Beginning this year, there is no longer an income limit for a Roth I.R.A. which will allows one to contribute after-tax income that can appreciate without any further income tax. Previously, the income limit was $100,000 a year for individuals. The question is whether it makes sense to convert an existing I.R.A., the proceeds of which are taxed when distributed, into a tax-free Roth I.R.A., the proceeds of which are not taxed when distributed. If an existing I.R.A. lost significant value recently, it may be prudent to withdraw the money, pay tax on that amount and then put the funds back into a Roth I.R.A. For those who do not see themselves falling into a lower income tax bracket at retirement or who believe tax rates will rise significantly, this could be a shrewd move. Significant benefits will accrue to those who plan to pass their Roth I.R.A. onto their heirs. And unlike regular retirement accounts, there is no minimum distribution requirement with a Roth I.R.A. and the tax-free treatment of its assets can be passed to your heirs.
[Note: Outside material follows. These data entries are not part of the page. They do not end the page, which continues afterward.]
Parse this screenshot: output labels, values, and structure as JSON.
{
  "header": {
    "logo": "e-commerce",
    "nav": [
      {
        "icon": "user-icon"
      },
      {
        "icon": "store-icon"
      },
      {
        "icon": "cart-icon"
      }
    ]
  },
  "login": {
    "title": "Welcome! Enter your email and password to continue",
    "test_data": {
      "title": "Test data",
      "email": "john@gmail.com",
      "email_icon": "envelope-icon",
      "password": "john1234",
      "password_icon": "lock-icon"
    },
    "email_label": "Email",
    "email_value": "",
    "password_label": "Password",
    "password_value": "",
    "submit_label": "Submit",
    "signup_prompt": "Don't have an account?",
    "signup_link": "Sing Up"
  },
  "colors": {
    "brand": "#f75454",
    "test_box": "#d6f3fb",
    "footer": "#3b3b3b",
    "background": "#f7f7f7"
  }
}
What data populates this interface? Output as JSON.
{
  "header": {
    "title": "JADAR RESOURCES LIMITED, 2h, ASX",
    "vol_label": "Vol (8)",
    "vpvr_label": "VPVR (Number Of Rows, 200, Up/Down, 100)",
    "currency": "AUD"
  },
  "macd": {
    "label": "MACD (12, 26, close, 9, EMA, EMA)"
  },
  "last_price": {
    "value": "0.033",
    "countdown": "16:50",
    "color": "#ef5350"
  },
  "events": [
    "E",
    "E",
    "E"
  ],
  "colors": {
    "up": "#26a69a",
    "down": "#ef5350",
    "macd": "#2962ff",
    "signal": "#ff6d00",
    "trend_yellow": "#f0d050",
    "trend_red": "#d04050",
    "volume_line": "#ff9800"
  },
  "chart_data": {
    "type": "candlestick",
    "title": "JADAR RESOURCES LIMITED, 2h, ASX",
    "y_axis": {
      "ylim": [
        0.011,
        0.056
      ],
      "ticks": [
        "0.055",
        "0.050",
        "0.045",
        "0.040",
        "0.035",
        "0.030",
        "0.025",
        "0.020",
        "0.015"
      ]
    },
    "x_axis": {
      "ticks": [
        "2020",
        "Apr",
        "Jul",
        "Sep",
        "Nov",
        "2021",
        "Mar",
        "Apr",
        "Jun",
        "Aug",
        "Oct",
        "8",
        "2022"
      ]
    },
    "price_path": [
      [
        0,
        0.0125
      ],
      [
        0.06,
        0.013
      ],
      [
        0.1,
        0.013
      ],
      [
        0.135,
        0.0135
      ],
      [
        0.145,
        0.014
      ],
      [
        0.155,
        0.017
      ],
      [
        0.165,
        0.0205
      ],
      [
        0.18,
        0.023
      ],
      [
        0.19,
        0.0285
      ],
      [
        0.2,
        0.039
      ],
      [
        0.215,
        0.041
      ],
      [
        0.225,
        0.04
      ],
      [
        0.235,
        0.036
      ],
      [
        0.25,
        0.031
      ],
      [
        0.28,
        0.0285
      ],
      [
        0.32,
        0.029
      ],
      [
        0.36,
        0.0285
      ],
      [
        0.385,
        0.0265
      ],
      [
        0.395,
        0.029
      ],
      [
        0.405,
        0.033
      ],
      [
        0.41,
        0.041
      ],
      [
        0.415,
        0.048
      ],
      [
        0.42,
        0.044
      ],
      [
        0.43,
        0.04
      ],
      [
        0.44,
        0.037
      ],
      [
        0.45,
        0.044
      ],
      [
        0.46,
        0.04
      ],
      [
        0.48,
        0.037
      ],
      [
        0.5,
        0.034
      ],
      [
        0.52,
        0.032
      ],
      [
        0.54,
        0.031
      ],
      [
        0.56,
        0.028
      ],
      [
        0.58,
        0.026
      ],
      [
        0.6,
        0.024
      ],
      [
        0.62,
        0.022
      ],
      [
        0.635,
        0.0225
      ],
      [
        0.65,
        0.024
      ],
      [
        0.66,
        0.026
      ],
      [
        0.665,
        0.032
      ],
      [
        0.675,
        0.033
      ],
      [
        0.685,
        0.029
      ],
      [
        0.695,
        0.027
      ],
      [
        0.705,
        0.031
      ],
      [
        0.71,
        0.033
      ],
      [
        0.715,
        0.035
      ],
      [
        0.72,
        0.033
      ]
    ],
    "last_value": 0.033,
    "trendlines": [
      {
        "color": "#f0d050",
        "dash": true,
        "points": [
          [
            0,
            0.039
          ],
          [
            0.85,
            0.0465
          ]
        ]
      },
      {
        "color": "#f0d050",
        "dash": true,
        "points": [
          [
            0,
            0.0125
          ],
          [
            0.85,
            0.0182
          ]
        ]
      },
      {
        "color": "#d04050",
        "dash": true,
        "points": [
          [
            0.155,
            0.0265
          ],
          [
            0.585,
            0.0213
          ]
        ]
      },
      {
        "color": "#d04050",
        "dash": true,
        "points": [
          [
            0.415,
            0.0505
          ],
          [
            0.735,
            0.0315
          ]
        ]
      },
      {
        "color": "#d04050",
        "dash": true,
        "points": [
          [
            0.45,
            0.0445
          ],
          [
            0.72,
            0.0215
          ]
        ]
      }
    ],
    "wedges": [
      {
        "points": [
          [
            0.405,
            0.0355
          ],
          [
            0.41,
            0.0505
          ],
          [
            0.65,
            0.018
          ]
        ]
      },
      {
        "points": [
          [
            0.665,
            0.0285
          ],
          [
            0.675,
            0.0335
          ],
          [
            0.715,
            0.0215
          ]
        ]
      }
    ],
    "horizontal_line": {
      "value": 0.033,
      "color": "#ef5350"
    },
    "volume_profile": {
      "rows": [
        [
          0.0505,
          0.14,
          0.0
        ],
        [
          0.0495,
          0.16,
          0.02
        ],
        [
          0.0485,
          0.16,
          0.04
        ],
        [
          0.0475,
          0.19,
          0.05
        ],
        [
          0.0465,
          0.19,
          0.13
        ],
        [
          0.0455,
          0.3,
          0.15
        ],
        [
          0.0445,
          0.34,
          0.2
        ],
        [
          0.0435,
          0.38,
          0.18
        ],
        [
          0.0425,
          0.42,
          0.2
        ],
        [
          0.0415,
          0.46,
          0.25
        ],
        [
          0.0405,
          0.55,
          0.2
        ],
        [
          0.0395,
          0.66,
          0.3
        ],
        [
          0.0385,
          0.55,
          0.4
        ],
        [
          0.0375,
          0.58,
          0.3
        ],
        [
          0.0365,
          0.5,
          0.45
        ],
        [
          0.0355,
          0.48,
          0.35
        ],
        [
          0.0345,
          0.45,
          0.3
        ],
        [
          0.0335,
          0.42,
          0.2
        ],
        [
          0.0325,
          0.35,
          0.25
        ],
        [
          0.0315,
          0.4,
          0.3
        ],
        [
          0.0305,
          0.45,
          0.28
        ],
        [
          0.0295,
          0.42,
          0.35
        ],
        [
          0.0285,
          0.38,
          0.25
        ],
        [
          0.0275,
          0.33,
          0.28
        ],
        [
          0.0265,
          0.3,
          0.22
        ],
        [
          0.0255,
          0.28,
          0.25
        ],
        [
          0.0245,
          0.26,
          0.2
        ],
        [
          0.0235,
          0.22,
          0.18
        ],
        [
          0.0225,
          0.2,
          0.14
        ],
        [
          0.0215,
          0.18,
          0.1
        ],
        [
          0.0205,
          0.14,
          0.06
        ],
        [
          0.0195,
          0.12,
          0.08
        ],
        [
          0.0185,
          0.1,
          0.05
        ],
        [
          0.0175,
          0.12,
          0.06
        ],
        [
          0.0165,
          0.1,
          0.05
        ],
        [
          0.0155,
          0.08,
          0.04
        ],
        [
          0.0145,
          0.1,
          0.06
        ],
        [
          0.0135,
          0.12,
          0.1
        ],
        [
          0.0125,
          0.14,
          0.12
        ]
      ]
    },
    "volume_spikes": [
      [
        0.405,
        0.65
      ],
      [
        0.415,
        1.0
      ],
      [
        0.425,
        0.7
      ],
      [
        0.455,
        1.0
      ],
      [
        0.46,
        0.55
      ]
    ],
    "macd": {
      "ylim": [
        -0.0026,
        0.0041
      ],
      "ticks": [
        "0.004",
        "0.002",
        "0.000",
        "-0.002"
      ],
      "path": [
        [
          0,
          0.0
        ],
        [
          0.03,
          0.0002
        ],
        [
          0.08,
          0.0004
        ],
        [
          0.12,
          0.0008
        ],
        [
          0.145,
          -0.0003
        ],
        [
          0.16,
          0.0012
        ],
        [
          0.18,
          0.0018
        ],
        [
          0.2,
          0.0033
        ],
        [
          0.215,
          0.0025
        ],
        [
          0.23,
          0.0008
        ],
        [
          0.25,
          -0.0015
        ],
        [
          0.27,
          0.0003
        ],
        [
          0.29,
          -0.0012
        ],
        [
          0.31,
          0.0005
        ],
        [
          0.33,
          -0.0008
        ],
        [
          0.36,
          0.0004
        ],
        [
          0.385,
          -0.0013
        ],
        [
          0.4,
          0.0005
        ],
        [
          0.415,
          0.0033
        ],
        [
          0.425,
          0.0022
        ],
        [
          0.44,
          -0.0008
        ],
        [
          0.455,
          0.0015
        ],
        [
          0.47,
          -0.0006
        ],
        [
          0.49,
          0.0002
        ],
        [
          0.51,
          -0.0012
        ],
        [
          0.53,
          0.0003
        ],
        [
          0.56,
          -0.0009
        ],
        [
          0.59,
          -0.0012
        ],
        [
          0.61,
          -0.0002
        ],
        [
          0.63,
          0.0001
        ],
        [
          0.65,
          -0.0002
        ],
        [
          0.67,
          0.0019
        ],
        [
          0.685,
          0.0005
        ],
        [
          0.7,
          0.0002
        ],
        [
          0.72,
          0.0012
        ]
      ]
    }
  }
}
As has been widely reported, Congress adjourned without making any changes in the estate tax law. This means that the estate tax has, at least for now, disappeared for 2010 before reverting in 2011 to the old rate of 55% for estates with more than $1 million. As of this writing, it is unknown whether Congress will pass a law in the upcoming year and if so, whether it will be retroactive (and whether that will be constitutional). The estate tax repeal, even if it does happen, comes at a cost. Previously, when a person died the value of his or her assets gets a "step-up in basis" which means that for tax purposes, the assets are valued on the date of death. Without an estate tax, this provision disappears and the appreciated value is subject to capital gains tax. To complicate matters, current law grants a $1.3 million "artificial basis" on assets of a single person and $3 million for couples if the estate tax disappears. For the rest of the assets, the heirs will have to determine what the original cost was and pay the capital gains on the appreciated amounts.

There is one important consequence of the estate tax repeal to consider which may be of importance to many families. If one has a last will and testament containing a “credit shelter trust” or “bypass trust,” this could have the unintended consequence of reducing or even eliminating what will otherwise pass to one’s spouse if death occurs this year.

Many last wills and testament establish a credit shelter trust to transfer assets equal in value to the amount exempt from estate taxes to one’s heirs. In prior years, this amount has increased from $1 million to $3.5 million in 2009. This was prudent planning at the time. Now that the federal estate tax has disappeared, at least for now, the provisions of the credit shelter trust could cause the entire estate to pass to the credit shelter trust to the possible detriment of one’s spouse.

Obviously, this uncertainty in the estate tax law is troubling to all of us and, hopefully, it will be settled before too long. In the interim, we can assist you in planning as best possible under the current circumstances.